Arrivee à Lago Agrio et découverte de la ville

Publié le par Clo et Pierre

Après quelques jours un peu plus touristiques, le parcours de découverte des initiatives équatoriennes se poursuit. La deuxième association que nous avons rencontrée se situe aux alentours de Tena, dans une communauté Kichwa. Le projet s’appelle « cabanas Nanambiiki », c’est  une initiative privée de tourisme solidaire mise en place par César, natif de cette communauté.

 

Dans le monde Indigène les populations ont énormément souffert du racisme des Métis (ou Colon) à leur égard. Les Indigènes ont toujours été considérés comme des personnes sans compétences et incapables d’avoir accès à des responsabilités. En 2001, face à ce constat, César a proposé à sa communauté de monter ensemble un projet de tourisme communautaire. L’objectif étant de devenir autonome et de prouver leur capacité à gérer une telle initiative. L’idée n’a pas été retenue par le village, personne n’à souhaiter y prendre part. C’est ainsi que César a construit ce projet de tourisme alternatif seul, soutenu pendant quelques temps par des membres de sa famille. Puis il a commencé à chercher des aides financières pour développer petit à petit son action. Un prêt lui a était accordée par une fondation de microcrédit afin d’acheter le matériel nécessaire au confort minimum des touristes (matelas, couverts…).


 

A travers le tourisme alternatif, l’objectif est de sensibiliser les touristes et la population locale à l’environnement qui les entoure, ses richesses et ses enjeux. Le projet vise à permettre la conservation des traditions et de la nature. Les responsables du projet travaillent avec les guides de la communauté pour faire découvrir l’environnement de la forêt primaire, la richesse de la faune et de la flore, la culture Kichwa, le quotidien des gens.


Les traditions et la culture se perdent petit à petit. L’exode rural et l’influence de la culture occidentale amènent les jeunes à tourner le dos à leurs racines et à leurs savoirs traditionnels : utilisation de plantes médicinales, connaissances de la faune et la flore de la forêt, artisanat, ect...

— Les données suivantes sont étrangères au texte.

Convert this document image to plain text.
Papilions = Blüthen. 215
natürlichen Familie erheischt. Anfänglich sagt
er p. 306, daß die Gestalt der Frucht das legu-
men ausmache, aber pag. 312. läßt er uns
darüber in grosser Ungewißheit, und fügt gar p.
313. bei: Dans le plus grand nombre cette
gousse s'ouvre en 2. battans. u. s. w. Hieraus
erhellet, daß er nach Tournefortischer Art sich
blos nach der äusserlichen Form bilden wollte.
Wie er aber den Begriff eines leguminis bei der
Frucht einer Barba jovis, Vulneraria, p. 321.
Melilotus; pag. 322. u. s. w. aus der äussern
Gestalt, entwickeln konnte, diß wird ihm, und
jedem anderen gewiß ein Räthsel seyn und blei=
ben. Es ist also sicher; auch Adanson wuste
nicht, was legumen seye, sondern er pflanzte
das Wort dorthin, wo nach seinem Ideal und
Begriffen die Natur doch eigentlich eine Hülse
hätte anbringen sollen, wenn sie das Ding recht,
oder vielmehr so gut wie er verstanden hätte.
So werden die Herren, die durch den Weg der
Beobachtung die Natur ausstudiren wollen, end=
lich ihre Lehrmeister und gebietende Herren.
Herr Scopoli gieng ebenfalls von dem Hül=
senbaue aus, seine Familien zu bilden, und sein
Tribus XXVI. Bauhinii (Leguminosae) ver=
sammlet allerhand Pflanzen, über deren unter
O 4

Face à ce constat, les cabanas Nanambiiki tentent de mettre en place des projets : fabrication de sirops et pommades à base de plantes, cours d’artisanat, conception d’un livre par les enfants de la communauté.

 



Voici un petit aperçu du programme de notre séjour: marche dans la forêt primaire, pêche dans la rivière avec le barbasco (liane qui endort les poissons), dégustations de fourmis et de criquets, découpe de cœur de palmier, ballade en pirogue, 
visite d’un parc animalier de protections d’animaux issu de trafics, découverte de l’artisanat local en balsa ou en céramique, initiation cuisine locale et entre autre à la préparation des « Maitos » (aliments enveloppés dans une feuille de palmier qui peuvent ensuite être cuits sur le feu ou manger crus), boire de la chicha de yuca (boisson traditionnelle), découvrir la culture chamanique, recherche d’or, fabrication de chocolat …



Suite à notre passage dans l’association, nous allons réaliser une bande annonce de présentation du projet qui servira à faire de la promotion.

 

Tarentula qui se ballade sur les feuilles proches des cabanes.
Un phasme qui se cache dans les branches

De retour sur Tena, nous avons pris le bus pour Lago Agrio. Après un long trajet, nous sommes arrivés dans cette ville située à 20km de la frontière Colombienne. Les entreprises pétrolières Nord Américaines exploitent depuis 40 ans les ressources naturelles de cette région. Suite à la mise en place du premier puit de pétrole, un grand nombre de Métis a immigré dans cette ville pour trouver du travail. Malheureusement pour eux, la durée des contrats se limite à la construction des infrastructures et à la perforation du puit. Lorsque le fonctionnement est autonome très peu de personnes gardent leur emploi. Les gens se déplacent alors vers une autre zone d’exploitation. Ce qui rend leur situation économique très dure.

 

Nous allons passer une dizaine de jours avec Pierre RIOUFFRAIT qui nous accueille dans la maison où il vit avec deux laïcs. Nous pourrons prendre conscience de l’impact de l’exploitation du pétrole en Equateur.